A: Wound bed preparation is the first step in approaching all wounds, notes Thomas E. Serena, MD, FACS. This includes primary and serial debridement, ensuring proper moisture balance and reducing bacterial burden. Jason Weber, DPM, concurs, emphasizing that one may employ growth factors in conjunction with proper wound care, including frequent debridement. Quoting a 1996 study by Steed, Dr. Weber says “wound debridement is a vital adjunct in the care of … diabetic foot ulcers.”
Barry Rosenblum, DPM, and Susan G. Woods, MD, say they consider using growth factors in non-infected foot and ankle wounds when they have failed to heal in a reasonable period of time and other variables (such as arterial blood supply, debridement and offloading) are at optimal levels. Growth factors are an important part of the wound healing phases and Dr. Woods notes platelet-derived growth factor (PDGF) is one of the earliest growth factors to be identified in the process by researchers.

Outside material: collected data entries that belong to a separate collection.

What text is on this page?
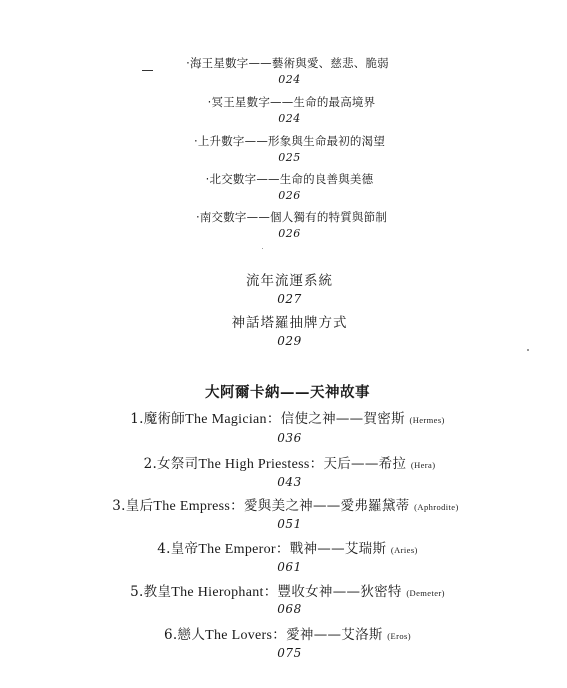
·海王星數字——藝術與愛、慈悲、脆弱
024
·冥王星數字——生命的最高境界
024
·上升數字——形象與生命最初的渴望
025
·北交數字——生命的良善與美德
026
·南交數字——個人獨有的特質與節制
026
流年流運系統
027
神話塔羅抽牌方式
029
大阿爾卡納——天神故事
1.魔術師The Magician：信使之神——賀密斯 (Hermes)
036
2.女祭司The High Priestess：天后——希拉 (Hera)
043
3.皇后The Empress：愛與美之神——愛弗羅黛蒂 (Aphrodite)
051
4.皇帝The Emperor：戰神——艾瑞斯 (Aries)
061
5.教皇The Hierophant：豐收女神——狄密特 (Demeter)
068
6.戀人The Lovers：愛神——艾洛斯 (Eros)
075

“Growth factors help stimulate fibroblasts to make collagen, angiogenesis and chemotaxis, which is especially important in the proliferative phase of wound healing,” explains Dr. Woods.
PDGF, a topical gel (Regranex, Johnson and Johnson) which one applies directly to the wound, is the only growth factor approved by the FDA for diabetic ulcers, notes Dr. Woods. She adds that studies have found the combination of ulcer debridement and PDGF has a synergistic effect on healing.
Recently, Lawrence G. Karlock, DPM, says he has been utilizing topical growth factors “in an earlier period” than he traditionally used them in the last decade. While he notes an initial reluctance to use this modality due to cost concerns, Dr. Karlock says he has been “pleasantly surprised” that these topical growth factors can actually “kickstart a chronic wound into epithelialization.” If a patient presents with an uninfected granulating wound, Dr. Serena says he may use PDGF on the first visit. Dr. Karlock does not employ topical growth factors initially for any acute wounds. However, Dr. Serena has found that in treating acute wounds in healthy patients, PDGF worked best when applied every other day. He cautions against extrapolating this timetable into chronic wound care.
Q: Are there any new theories or science about the role of PDGF in wound care? Specifically, how long does it take for PDGF to work in the wound?
A: In theory, PDGF should work on all chronic wounds, posits Dr. Woods. However, she notes that science has shown the success of PDGF in the diabetic wound is due to the “persistence of biological activity of this peptide in the wound microenvironment.
“The microenvironment of these chronic wounds can be very hostile to proteins and breakdown of PDGF by proteases is likely,” explains Dr. Woods. “Therefore, discovering an optimal delivery system is key to the success of PDGF.”
When it comes to healing chronic foot and ankle wounds, Dr. Rosenblum says he also considers bioengineered skin as “a delivery system of a variety of growth factors as opposed to applying a single growth factor.” In his experience, Dr. Rosenblum has found that if PDGF is effective, one will see results within 12 to 20 weeks. He points out this is the same healing time one would see with living skin equivalents or bioengineered skin.